Mas claro que a ilha
de Tsushima não se encontra completamente vazia, estando até bem recheada de
conteúdo adicional e secundário. Podemos deparar-nos com locais com águas
termais, repousos para refletir e escrever um haiku, santuários ou canas de
bambu para cortar com a nossa espada. Muitas destas atividades são coerentes com
o contexto no qual o jogo decorre, e todas elas nos dão algo de útil ou
interessante, havendo sempre um incentivo a explorar e participar nestas
atividades mesmo quando estas se começam a tornar repetitivas e rotineiras.
Podemos também encontrar, de forma que se sente sempre natural, vários NPCs que nos fornecem missões secundárias para
cumprir.
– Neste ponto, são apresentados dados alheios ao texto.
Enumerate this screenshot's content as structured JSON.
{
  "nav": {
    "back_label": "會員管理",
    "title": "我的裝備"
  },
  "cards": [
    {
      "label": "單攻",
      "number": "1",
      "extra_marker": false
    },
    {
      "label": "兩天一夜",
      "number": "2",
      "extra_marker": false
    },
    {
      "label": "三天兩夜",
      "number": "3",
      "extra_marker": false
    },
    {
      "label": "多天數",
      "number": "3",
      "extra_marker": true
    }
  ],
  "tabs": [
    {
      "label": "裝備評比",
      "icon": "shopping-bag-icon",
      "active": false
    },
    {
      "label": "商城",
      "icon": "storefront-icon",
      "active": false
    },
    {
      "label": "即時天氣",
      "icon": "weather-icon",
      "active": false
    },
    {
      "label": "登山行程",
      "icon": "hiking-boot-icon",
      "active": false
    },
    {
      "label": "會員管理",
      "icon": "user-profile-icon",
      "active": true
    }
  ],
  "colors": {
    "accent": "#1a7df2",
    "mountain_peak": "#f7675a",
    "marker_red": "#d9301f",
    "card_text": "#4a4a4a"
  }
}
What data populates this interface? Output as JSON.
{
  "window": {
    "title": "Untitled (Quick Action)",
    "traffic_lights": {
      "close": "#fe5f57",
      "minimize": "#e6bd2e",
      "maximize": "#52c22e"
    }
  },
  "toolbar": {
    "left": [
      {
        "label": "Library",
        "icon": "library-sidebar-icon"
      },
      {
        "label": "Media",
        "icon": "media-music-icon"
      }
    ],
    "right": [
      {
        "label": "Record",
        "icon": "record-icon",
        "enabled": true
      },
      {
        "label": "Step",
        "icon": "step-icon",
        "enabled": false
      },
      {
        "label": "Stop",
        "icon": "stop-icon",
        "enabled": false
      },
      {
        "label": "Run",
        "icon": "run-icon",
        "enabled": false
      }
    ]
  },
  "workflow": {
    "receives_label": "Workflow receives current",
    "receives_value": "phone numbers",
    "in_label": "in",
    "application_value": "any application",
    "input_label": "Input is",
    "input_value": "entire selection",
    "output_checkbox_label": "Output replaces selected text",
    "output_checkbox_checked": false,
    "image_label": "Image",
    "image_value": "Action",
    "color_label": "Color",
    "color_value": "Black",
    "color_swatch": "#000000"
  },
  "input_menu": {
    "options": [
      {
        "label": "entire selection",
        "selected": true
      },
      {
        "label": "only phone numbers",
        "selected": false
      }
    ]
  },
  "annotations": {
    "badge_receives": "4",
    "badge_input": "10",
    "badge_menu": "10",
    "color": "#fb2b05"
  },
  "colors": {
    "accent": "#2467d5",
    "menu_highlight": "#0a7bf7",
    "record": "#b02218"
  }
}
Algumas destas missões são extremamente interessantes e ajudam
bastante a enriquecer o mundo onde nos encontramos, particularmente as missões
míticas baseadas em histórias e folclore da ilha. Também as missões dadas por
aliados que acompanham a aventura de Jin são de destacar, visto dão bastante
mais profundidade a cada uma destas personagens e contribuem para o conflito que
marca a narrativa principal.
Outro aspeto relevante
e que há que destacar é a personalização da experiência. Um dos pontos focais
da promoção de Ghost of Tsushima prendeu-se com a homenagem que o jogo
pretende fazer a outras peças de entretenimento que giram à volta da era dos
samurais. Esta homenagem culmina com um modo Kurosawa, que aplica filtros
visuais e sonoros com a intenção de replicar a sensação de se estar a ver um
filme clássico do lendário cineasta Akira Kurosawa. Neste modo, o jogo retém
todo o seu esplendor com um filtro a preto e branco, o som da ação ou das falas
fica algo abafado e o jogo passa a usar a dobragem para japonês (também disponível fora deste modo). Quanto a aspetos de personalização
mais específicos, durante o jogo, e sobretudo na realização das muitas
atividades secundárias, vamos desbloqueando várias armaduras ou bainhas para a
nossa espada, sendo possível personalizar bastante o aspeto de Jin e torná-lo
mais nosso. Vamos também adquirindo amuletos que nos conferem melhorias e bónus
em vários aspetos da jogabilidade, pelo que é também possível personalizar esta
vertente. O melhor disto tudo é que todos os desbloqueáveis são adquiridos
dentro do jogo, uma abordagem infelizmente pouco habitual mas sempre bem-vinda
numa indústria cada vez mais focada em microtransações e pequenos pacotes de
conteúdo pagos.
Ghost of Tsushima, certamente merece todos os
elogios e louvores que lhe têm chegado. No entanto, não deixa de ser um jogo com
os seus problemas, que, apesar de pequenos, são vários a apontar. O combate vê
por vezes a sua fluidez a ser interrompida por problemas de câmara, que se
apresenta algo defeituosa no acompanhamento da ação, sobretudo quando defletimos
ataques inimigos. Aqui, também a falta de um sistema de mira acaba por levar a
momentos algo bizarros, com o jogo a apresentar ocasionais problemas em ler a
direção na qual se manda Jin atacar, levando-nos a cortar o ar e falhar por
completo os inimigos. Na furtividade, aconteceu-me algumas vezes tentar
realizar assassínios em cadeia para ficar a ver Jin ficar preso a um objeto no
caminho e realizar a animação ao lado do alvo, enquanto o mesmo se preparava para
atacar. São erros notáveis mas derradeiramente pouco frequentes, ficando a
sensação de que com mais umas semanas de trabalho estes não existiriam.
Contudo, há uma vertente
do jogo que apresenta problemas mais sérios. Em algumas missões ou atividades
secundárias, temos de atravessar áreas mais montanhosas e entrar em sequências
de plataformas, utilizando um gancho, saltando de um lado para o outro e
trepando paredes. É nestas secções que as mecânicas se apresentam mais toscas.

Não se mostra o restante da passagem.